The euro slips to a 20-year low against the dollar: The European single currency reached $0.9809, a level not seen since December 2002, before recovering to 0.9864. Yesterday the Federal Reserve decided the new high by three-quarters of a point, and expectations for subsequent hikes weigh heavily. The European currency is suffering from the economic effects of the war and the energy crisis.
The European Central Bank, after tightening three-quarters of a point at the beginning of September, “It expects to raise interest rates further in upcoming meetings to curb demand and guard against the risks of a continued increase in inflation expectations.”which “is likely to remain above the target for an extended period of time”.
It can be read in the central bank’s economic bulletin mentioning inflation at 9.1% in August and the upward revision of experts’ forecasts to 8.1% in 2022, 5.5 in 2023 and 2.3 in 2024.” Recent data indicates a significant slowdown in growth in the Eurozone, with the economy expected to stagnate later in the year and into the first quarter of 2023.” It can be read in the Economic Bulletin of the European Central Bank, which notes The SME services index declined in August, “indicating a stagnation in activity”.

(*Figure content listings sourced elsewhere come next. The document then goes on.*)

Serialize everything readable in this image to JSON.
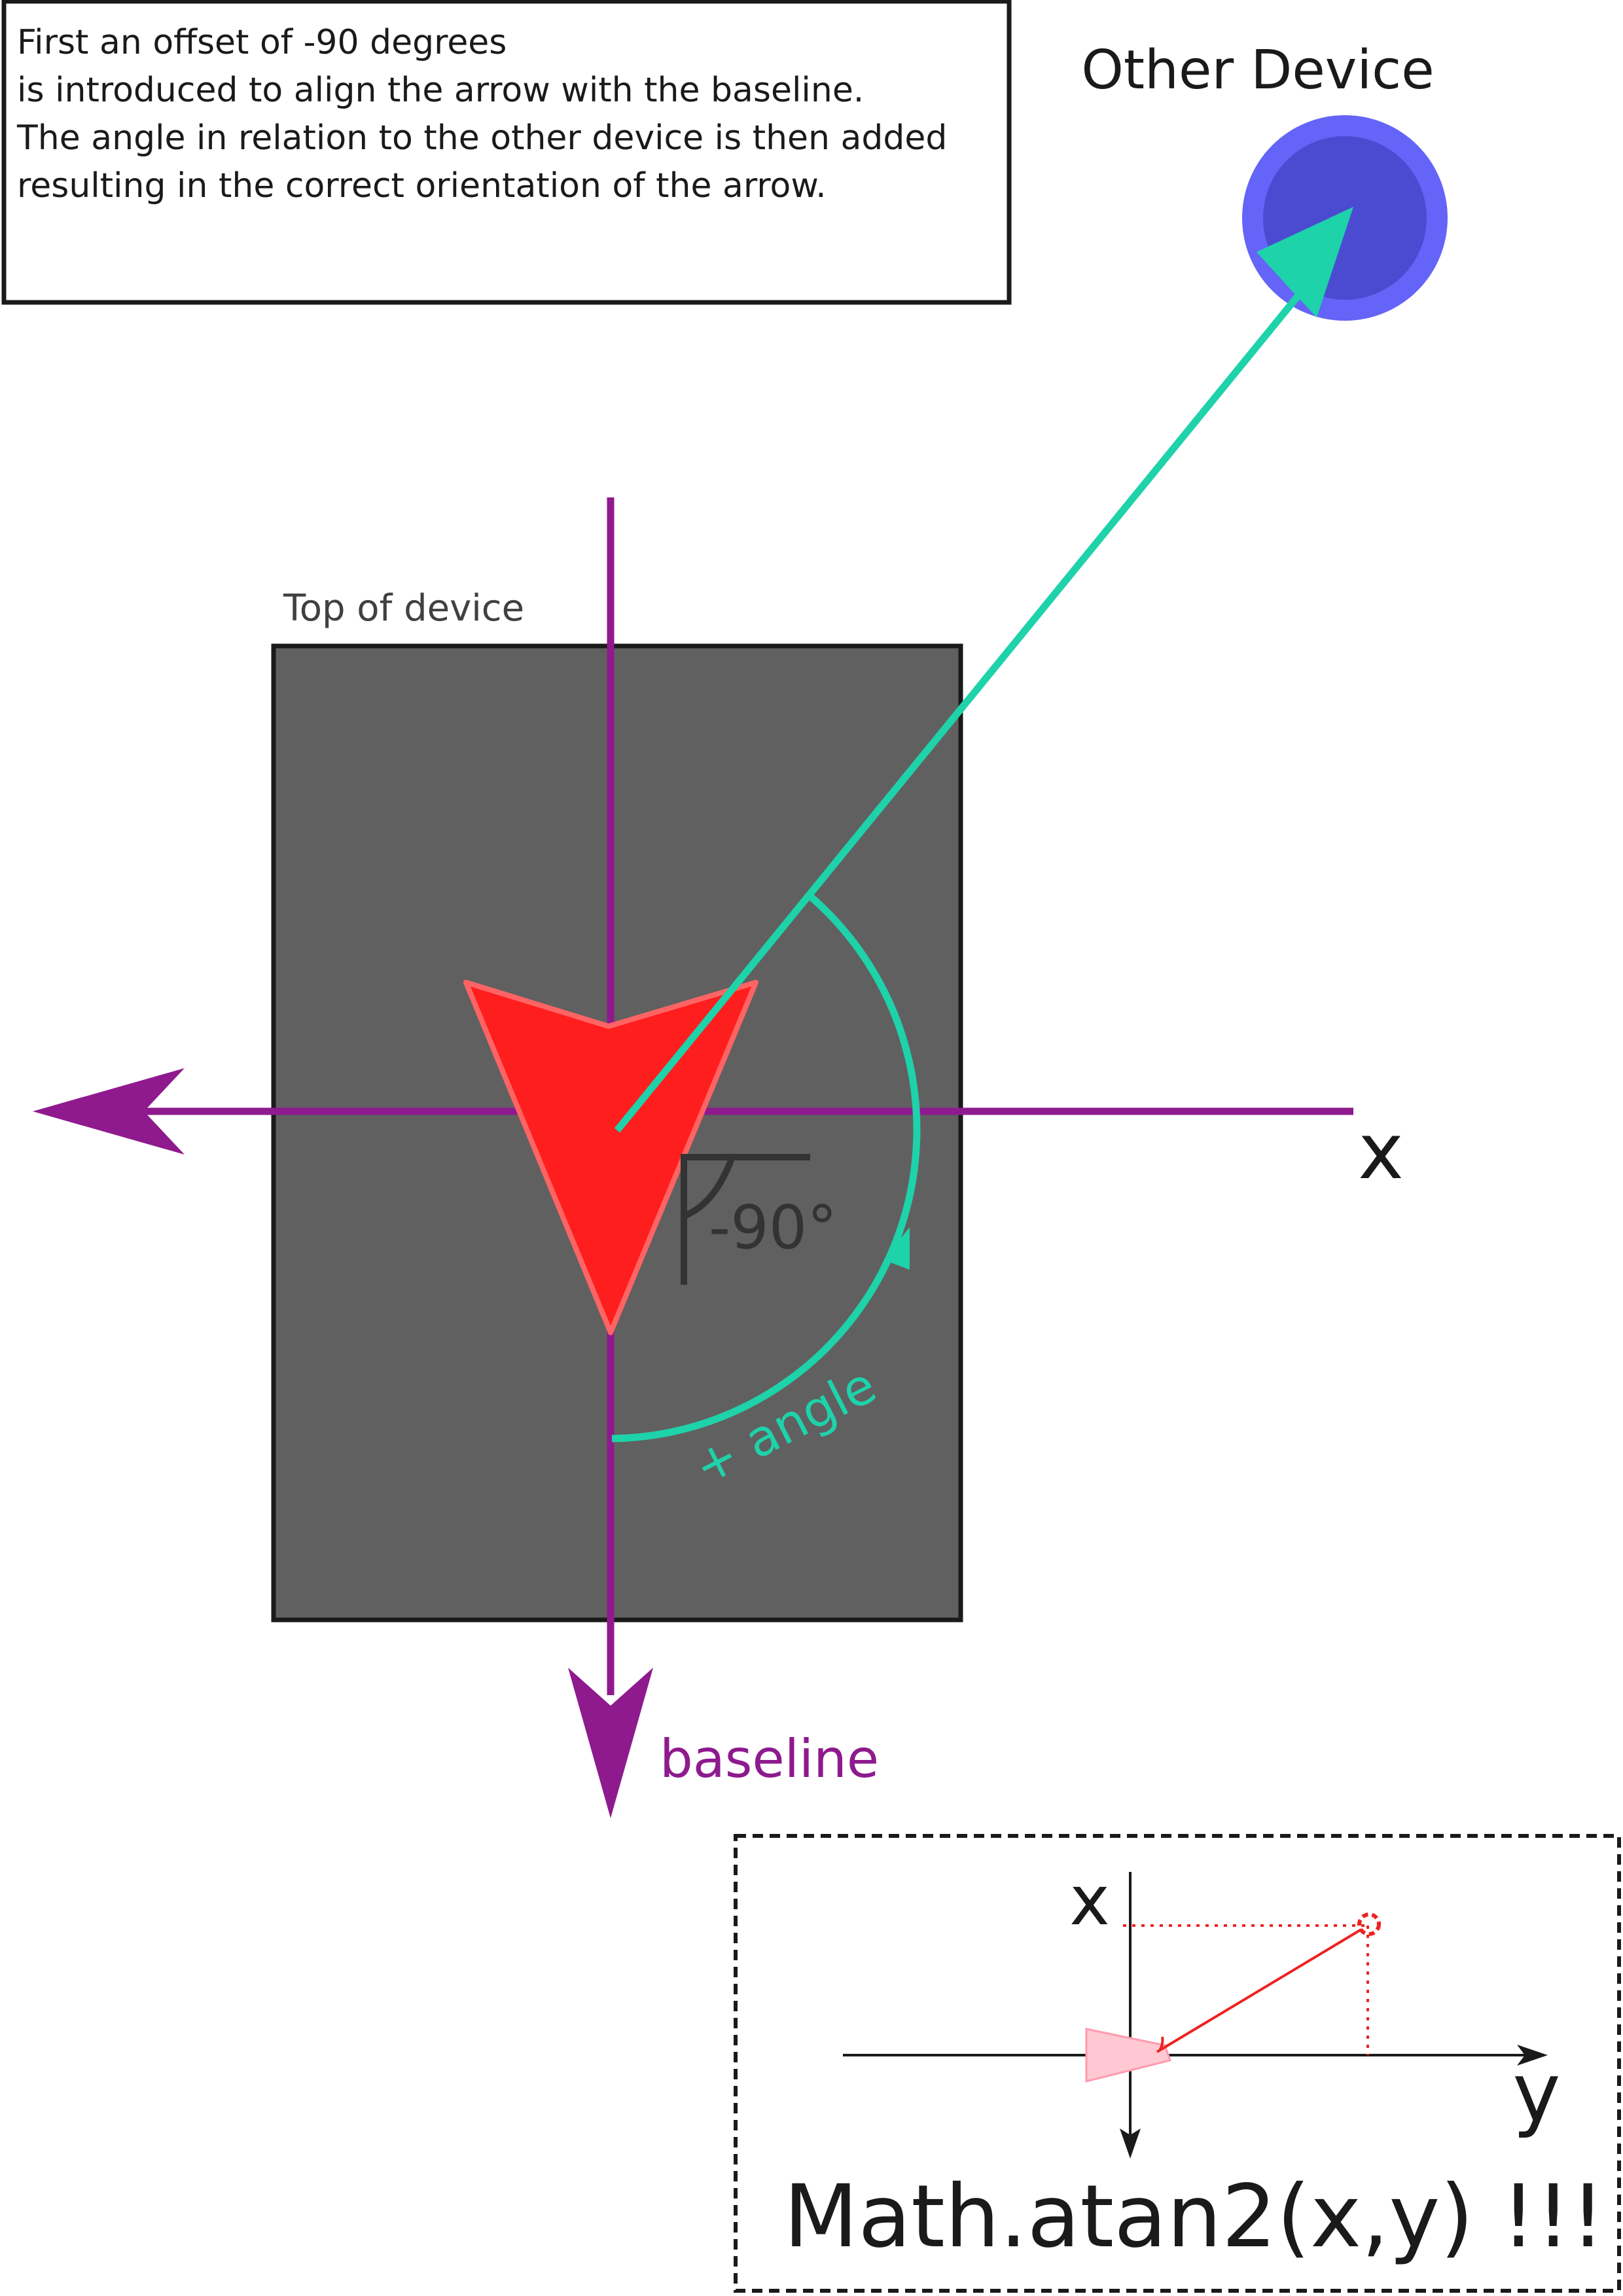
{
  "explanation": {
    "lines": [
      "First an offset of -90 degrees",
      "is introduced to align the arrow with the baseline.",
      "The angle in relation to the other device is then added",
      "resulting in the correct orientation of the arrow."
    ]
  },
  "other_device_label": "Other Device",
  "device_top_label": "Top of device",
  "axis_x_label": "x",
  "baseline_label": "baseline",
  "offset_label": "-90°",
  "angle_label": "+ angle",
  "inset": {
    "x_label": "x",
    "y_label": "y",
    "formula": "Math.atan2(x,y) !!!"
  },
  "colors": {
    "axis": "#8e1a8e",
    "pointer": "#ff1e1e",
    "pointer_stroke": "#ff6464",
    "teal": "#1ed2aa",
    "device_body": "#606060",
    "device_outline": "#1a1a1a",
    "other_device_outer": "#6464f8",
    "other_device_inner": "#4b4bd2",
    "text_dark": "#1a1a1a",
    "inset_red": "#ee2222",
    "inset_wedge": "#ffc8d2"
  }
}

According to the European Central Bank, “there are clear signs of a prolonged slowdown in economic activity in the context of rising inflation and ongoing uncertainty related to the war in Ukraine and energy-related trends.” “Indications from the markets are that oil prices will fall in the short term, while wholesale gas prices will remain at unusually high levels.” “Food inflation – and it is ongoing – grew remarkably, from 9.8 to 10.6% between July and August, driven by global prices of food raw materials and increased producer prices in the Eurozone.”
“In light of the deteriorating economic outlook and current inflationary pressures, the resilience of firms is likely to also depend on the continued support provided by economic policies, particularly those provided by budget authorities.” However, the European Central Bank encourages a reversal of “rain” support for the pandemic. Budget support measures aimed at mitigating the impact of energy price increases should be temporary and target the most vulnerable households and firms, in order to reduce the risks of fueling inflationary pressures, improve the efficiency of public spending and maintain debt sustainability.
Markets are betting 225 basis points for further monetary tightening by June, with the deposit rate set by the European Central Bank which will therefore reach 3% from the current 0.75%. Bloomberg writes on the basis of data obtained by cross-referencing swap contracts with the dates of the next meetings of the Central Bank’s board of directors. The massive increase in tightening expected by markets – the ECB is formally debating whether the “ultimate” rate where the ECB intends to stop should be 2% or not – follows yesterday’s Fed decision to raise another 75 basis points. Expectations of more gas prices are also weighing on it after the escalation of the war in Ukraine announced by Putin. Debt sustainability depends “on economic growth” and “the next generation of the European Union plays an important role. It is very important that the growth projects financed through this program be fully pursued and implemented.” This is what Isabel Schnabel, a member of the European Central Bank’s Executive Committee, said in response to a question about Italy’s high debt. In response to a question from German newspaper T-online, Schnabel answered a question about the political rise of the far right in Italy with FdI leader Giorgia Meloni: “We never comment on political developments in individual countries.”
And after eight years, Switzerland says goodbye to negative rates. The central bank decided to raise the maximum rate by 0.75 points (but less than some forecasts betting 100 points) raising the rate to 0.5%. And according to President Thomas Jordan, no further increases are ruled out in the coming months. The Swiss National Bank’s move is in line with the global Fed-led general interest rate hike as the European Central Bank accelerated increases, leaving the Bank of Japan alone with negative interest rates.
Major European stock exchanges look weak Awaiting the release of US stock markets, after an initial shock, after the Federal Reserve increased interest rates by 75 basis points. Positive US futures after a smaller-than-expected rise in jobless claims and awaiting EU consumer confidence. On the Old Continent the best is Milan (+0.4%), followed by London (-0.05%) slightly below average. The weakness of Madrid (-0.25%), is more evident in the decrease in Paris and Frankfurt (both -0.5%). After a weak opening, Wall Street turned negative. The Dow Jones fell 0.40% to 30.066.86 points, the Nasdaq fell 0.83% to 11,126.11 points, and the S&P 500 fell 0.59% to 3765.59 points.